Why are ripe pears juicer?
Unripe pears are dry, yet ripe pears are juicy so how do they become moist? Philip Garsed put Dennis' question to plant scientist Sonia Dunbar, from Cambridge University...
Sonja - Fruit ripens to make it more appetising to creatures so that they will eat it and spread the seeds of the plant.
Philip - The animal gets a nice nutritious meal whilst the plant gets its seeds carried far away inside the animal before, of course, being deposited in some first class manure. Lovely, but what changes have to happen to our pear to change it to a lovely sweet and tasty fruit?
Sonja - The rest of the plant supplies the fruit with a sugar called sucrose. Some fruits like grapes break this down into two sugars called glucose and fructose. This is why fruits like grapes need to be left on the plant until they're fully ripe. Other fruits like our pear store the sucrose’s starch which is not very sweet. And they then break it down into glucose and fructose later on. That’s why a pear gets sweeter just sitting in a fruit bar.

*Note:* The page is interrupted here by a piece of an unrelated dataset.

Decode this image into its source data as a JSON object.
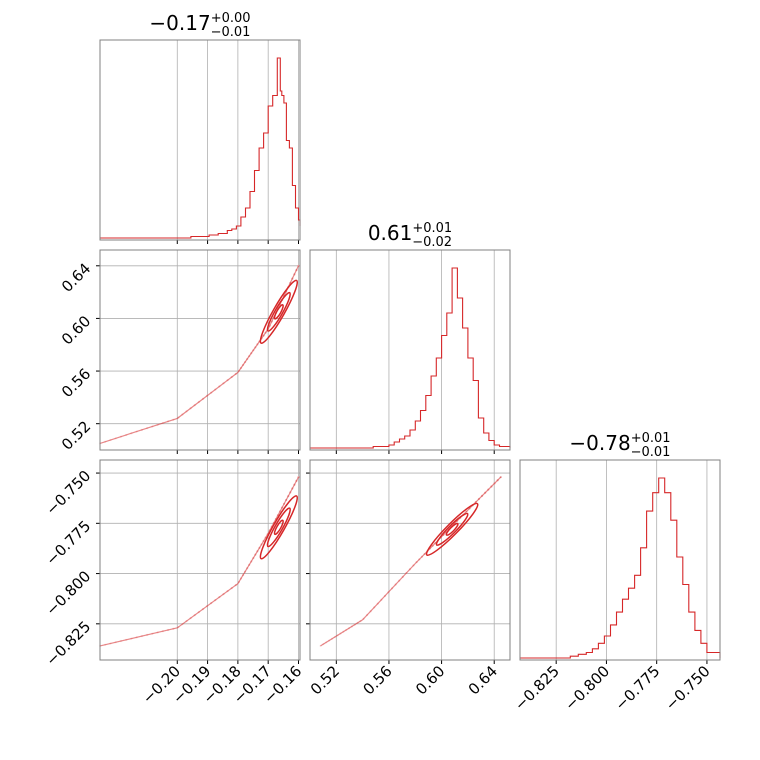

Philip - But why does it get squishier as well?
Sonja - The texture of the fruit changes because of three enzymes called pectinase, cellulase, and lipase which together break down the fruit cells. Firstly, pectin is the material that helps glue the cells together. You might have used it to make jam. Pectinase unglues the cells. The second enzyme, cellulase breaks down a material called cellulose – the stuff that make cell walls stiff. Lastly, a third enzyme, lipase also lends a hand by breaking down the fats in the cell membrane. Combined, these enzymes make the fruit cells leakier and less tough. So the fruit is softer and juicier.